Nous éviterons ainsi deux dérives : l'engourdissement autour de propositions catégorielles et de solutions purement techniques sans audace et sans ambition sur fond de musique bien connu, l'étroitesse des marges de manœuvre, avec en plus le souci de ne heurter ni inquiéter personne, l'autre dérive nous conduisant à une contestation interne perpétuelle et à un émiettement sur le modèle des Verts.

Les propositions de réforme de structures ne manqueront pas comme après chaque défaite. Certains feront entendre ici et là le vieux chant des modernes contre les anciens, ou celui des modernistes contre les archéos, ou encore celui des purs et des durs contre les pragmatiques, etc…

L'important, ce sera en fin de compte que le parti socialiste s'ouvre aux nouvelles générations, mais en ayant une claire conscience de son histoire et de celle du mouvement social. Dans une société de l'instant, de l'immédiat, de la proximité, notre parti doit retrouver le sens de l'héritage historique et de l'universalité.

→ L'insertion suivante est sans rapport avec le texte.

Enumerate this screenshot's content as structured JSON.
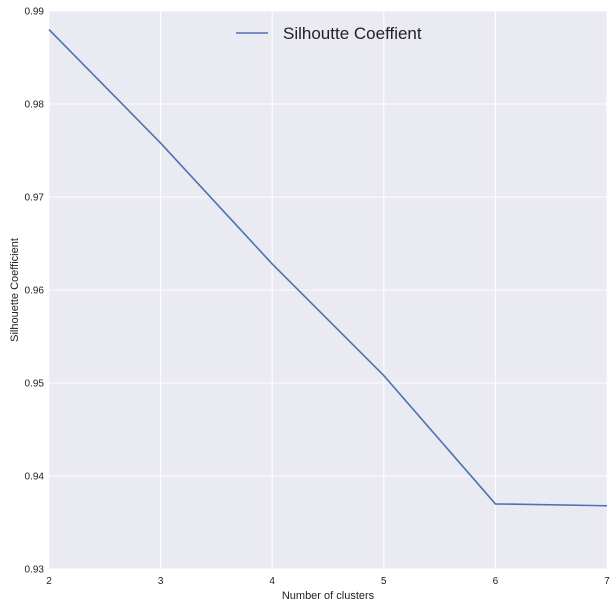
{
  "chart_data": {
    "type": "line",
    "x": [
      2,
      3,
      4,
      5,
      6,
      7
    ],
    "series": [
      {
        "name": "Silhoutte Coeffient",
        "values": [
          0.988,
          0.9758,
          0.9628,
          0.9508,
          0.937,
          0.9368
        ]
      }
    ],
    "xlabel": "Number of clusters",
    "ylabel": "Silhouette Coefficient",
    "xlim": [
      2,
      7
    ],
    "ylim": [
      0.93,
      0.99
    ],
    "xticks": [
      "2",
      "3",
      "4",
      "5",
      "6",
      "7"
    ],
    "yticks": [
      "0.93",
      "0.94",
      "0.95",
      "0.96",
      "0.97",
      "0.98",
      "0.99"
    ],
    "grid": true,
    "legend_position": "top-center",
    "colors": {
      "background": "#eaeaf2",
      "grid": "#ffffff",
      "line": "#4c72b0"
    }
  }
}
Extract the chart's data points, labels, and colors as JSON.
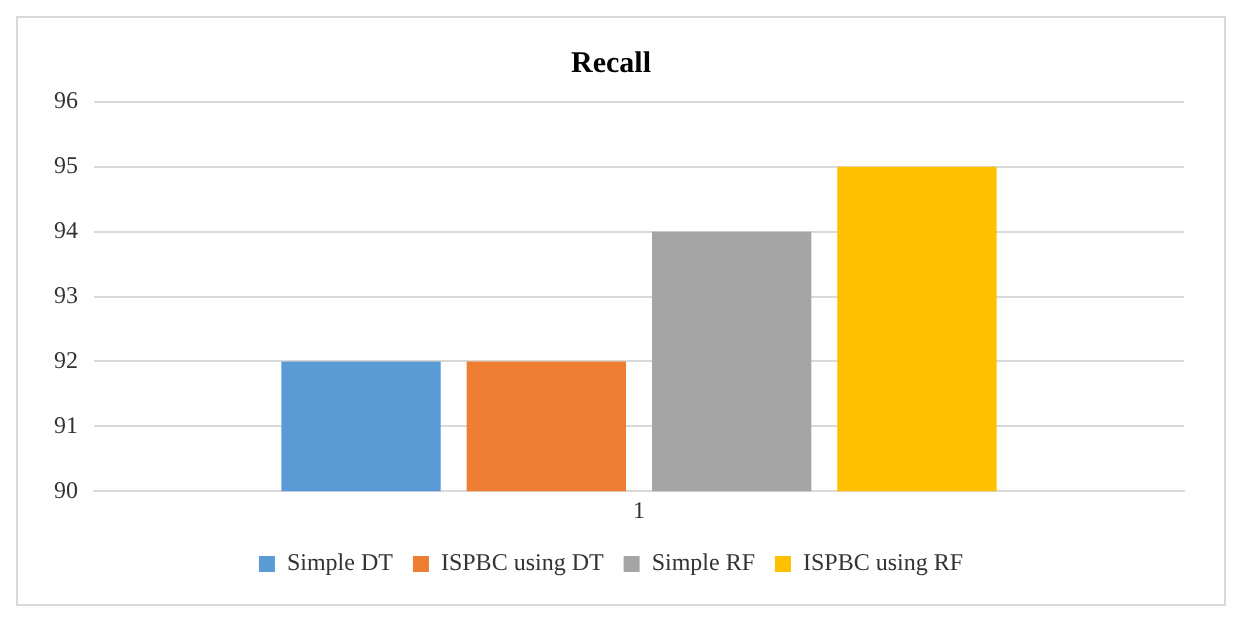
{
  "chart_data": {
    "type": "bar",
    "title": "Recall",
    "categories": [
      "1"
    ],
    "series": [
      {
        "name": "Simple DT",
        "color": "#5b9bd5",
        "values": [
          92
        ]
      },
      {
        "name": "ISPBC using DT",
        "color": "#ed7d31",
        "values": [
          92
        ]
      },
      {
        "name": "Simple RF",
        "color": "#a5a5a5",
        "values": [
          94
        ]
      },
      {
        "name": "ISPBC using RF",
        "color": "#ffc000",
        "values": [
          95
        ]
      }
    ],
    "ylim": [
      90,
      96
    ],
    "yticks": [
      90,
      91,
      92,
      93,
      94,
      95,
      96
    ],
    "grid": "y",
    "legend": "bottom"
  }
}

Nous qui avons été, contre les conservateurs, les inventeurs de la décentralisation, nous ne devons pas nous laisser enfermer dans une conception égoïste et bornée de celle-ci : aux braves gens, ceux que Raffarin appelle du terme balzacien " la France d'en bas ", les problèmes des quartiers, à la rigueur de la commune et du canton sous le regard vigilant des notables du cru, qui feront face, comme ils pourront, aux transferts de charges, pendant que " ceux d'en haut ", de Paris, de Bruxelles et de Washington traiteraient des grandes questions, comme si celles-ci ne conditionnaient pas l'existence des " gens d'en bas ".

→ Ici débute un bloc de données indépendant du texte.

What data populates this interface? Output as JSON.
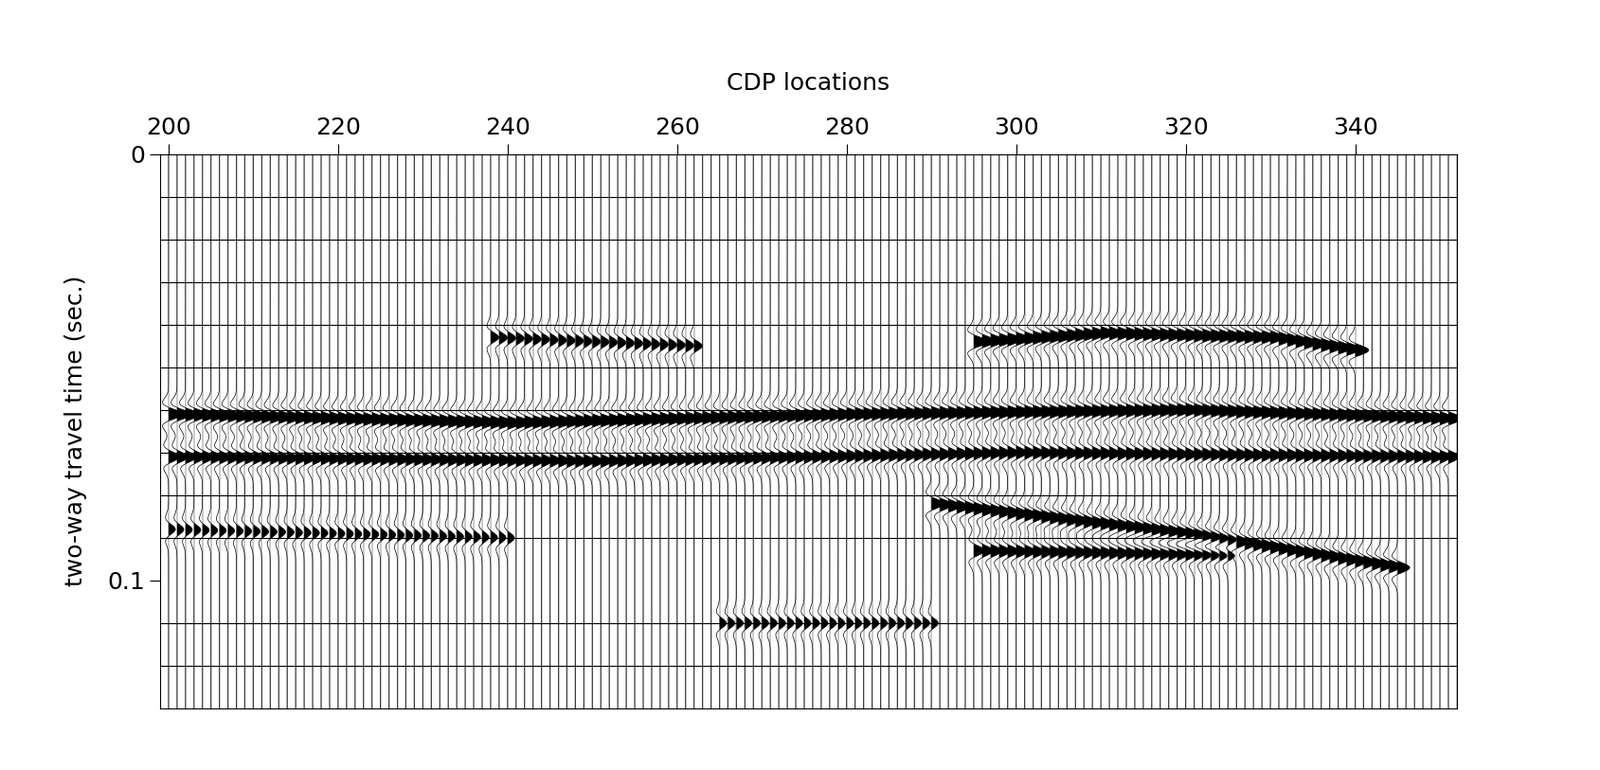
{
  "chart_data": {
    "type": "seismic_section",
    "title": "CDP locations",
    "y_label": "two-way travel time (sec.)",
    "xlim": [
      199,
      352
    ],
    "xticks": [
      200,
      220,
      240,
      260,
      280,
      300,
      320,
      340
    ],
    "ylim": [
      0.13,
      0
    ],
    "yticks": [
      0,
      0.1
    ],
    "time_lines": [
      0.01,
      0.02,
      0.03,
      0.04,
      0.05,
      0.06,
      0.07,
      0.08,
      0.09,
      0.11,
      0.12
    ],
    "color": "#000000",
    "reflectors": [
      {
        "cdp": [
          238,
          262
        ],
        "time": [
          0.043,
          0.045
        ],
        "amplitude": 0.6
      },
      {
        "cdp": [
          295,
          310,
          330,
          340
        ],
        "time": [
          0.044,
          0.042,
          0.043,
          0.046
        ],
        "amplitude": 1.0
      },
      {
        "cdp": [
          200,
          240,
          280,
          320,
          351
        ],
        "time": [
          0.061,
          0.063,
          0.061,
          0.06,
          0.062
        ],
        "amplitude": 1.0
      },
      {
        "cdp": [
          200,
          250,
          300,
          351
        ],
        "time": [
          0.071,
          0.072,
          0.07,
          0.071
        ],
        "amplitude": 0.8
      },
      {
        "cdp": [
          290,
          320,
          345
        ],
        "time": [
          0.082,
          0.089,
          0.097
        ],
        "amplitude": 0.9
      },
      {
        "cdp": [
          295,
          325
        ],
        "time": [
          0.093,
          0.094
        ],
        "amplitude": 0.8
      },
      {
        "cdp": [
          200,
          240
        ],
        "time": [
          0.088,
          0.09
        ],
        "amplitude": 0.5
      },
      {
        "cdp": [
          265,
          290
        ],
        "time": [
          0.11,
          0.11
        ],
        "amplitude": 0.5
      }
    ]
  }
}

Nous devons nous élever contre un monde prétendu sans histoire, sans mémoire et sans politique, où les choses sérieuses seraient d'abord celles du profit, traitées par les experts de la vie financière et de l'économie et leurs gouvernements. Il y a quarante ans et même moins la droite s'inclinait frileusement devant les idées de la gauche : il était même de bon ton de flirter avec celles-ci. La tendance s'est aujourd'hui inversée : beaucoup de bons et de beaux esprits à gauche s'émerveillent devant l'idéologie de la rentabilité et jonglent avec les prétendues lois du marché. Il est temps d'échapper à cette fascination perverse et de retrouver notre culture, nos analyses, notre vocabulaire, nos projets, le sens de l'internationalisme. Camus écrivait, il y a plus d'un demi-siècle : " On ne peut être socialiste de principe et conservateur en économie ". Le précepte reste d'actualité.

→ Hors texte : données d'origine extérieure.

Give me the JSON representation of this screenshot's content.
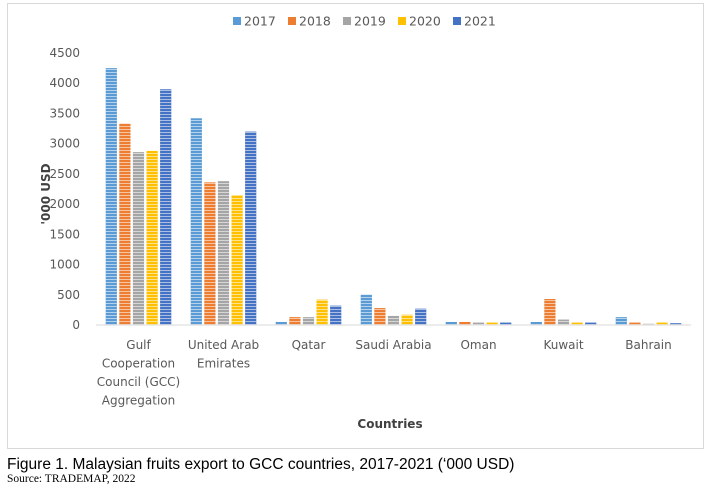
{
  "chart_data": {
    "type": "bar",
    "xlabel": "Countries",
    "ylabel": "'000 USD",
    "ylim": [
      0,
      4500
    ],
    "yticks": [
      0,
      500,
      1000,
      1500,
      2000,
      2500,
      3000,
      3500,
      4000,
      4500
    ],
    "grid": false,
    "legend_position": "top",
    "categories": [
      [
        "Gulf",
        "Cooperation",
        "Council (GCC)",
        "Aggregation"
      ],
      [
        "United Arab",
        "Emirates"
      ],
      [
        "Qatar"
      ],
      [
        "Saudi Arabia"
      ],
      [
        "Oman"
      ],
      [
        "Kuwait"
      ],
      [
        "Bahrain"
      ]
    ],
    "series": [
      {
        "name": "2017",
        "color": "#5b9bd5",
        "values": [
          4250,
          3420,
          50,
          500,
          50,
          50,
          130
        ]
      },
      {
        "name": "2018",
        "color": "#ed7d31",
        "values": [
          3330,
          2360,
          130,
          280,
          50,
          430,
          40
        ]
      },
      {
        "name": "2019",
        "color": "#a5a5a5",
        "values": [
          2860,
          2380,
          130,
          150,
          40,
          90,
          20
        ]
      },
      {
        "name": "2020",
        "color": "#ffc000",
        "values": [
          2880,
          2150,
          420,
          170,
          40,
          40,
          40
        ]
      },
      {
        "name": "2021",
        "color": "#4472c4",
        "values": [
          3900,
          3200,
          320,
          270,
          40,
          40,
          30
        ]
      }
    ]
  },
  "caption": "Figure 1. Malaysian fruits export to GCC countries, 2017-2021 (‘000 USD)",
  "source": "Source: TRADEMAP, 2022"
}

Dans un paysage aujourd'hui bouleversé, le parti socialiste doit représenter la grande force d'opposition. François Hollande, en associant sans exclusive le maximum de bonnes volontés et de capacités, a vocation à garantir l'unité des socialistes. Il réussira à les rassembler, dans le respect de leur diversité, sur des objectifs audacieux. Les Français doivent comprendre que nous débattions. Comment en serait-il autrement après les épreuves du printemps dernier et les changements qui affectent le monde en ce début de siècle ? Et n'est-il pas souhaitable que nos compatriotes entrent également dans le débat ? Mais ce qui serait absurde, c'est que la querelle l'emporte sur le choix des idées et des perspectives.

Cependant, par delà le projet dont ils seront les porteurs, les socialistes se préoccuperont du rôle de l'ensemble des forces de gauche. C'est là que les leçons à tirer du passé sont nécessaires. Notre stratégie demeurera celle de l'union des forces de gauche, politiques ou autres. En toutes circonstances d'abord rassembler la gauche ! Quand ? Comment ? Dans quelles structures ? Des idées circulent : s'entendre le moment venu sur un programme de gouvernement, jeter les bases d'une fédération afin d'éviter les surenchères et les concurrences meurtrières, aller un jour vers un parti unique de la Gauche. Est-ce que cette ultime démarche correspond à notre histoire, à l'identité des uns et des autres ? Est-ce qu'une bipolarisation de la vie politique sur le modèle de l'Outre-Atlantique correspond au génie de la France ? L'avenir et la volonté des hommes le diront.

Pour l'heure l'urgence est de conforter le Parti socialiste, de renouer les contacts avec nos partenaires, d'appeler au rassemblement, des socialistes d'abord, et sans tarder de toutes les forces de progrès. C'est ainsi que nous proposerons au pays non pas seulement une alternance, mais une alternative.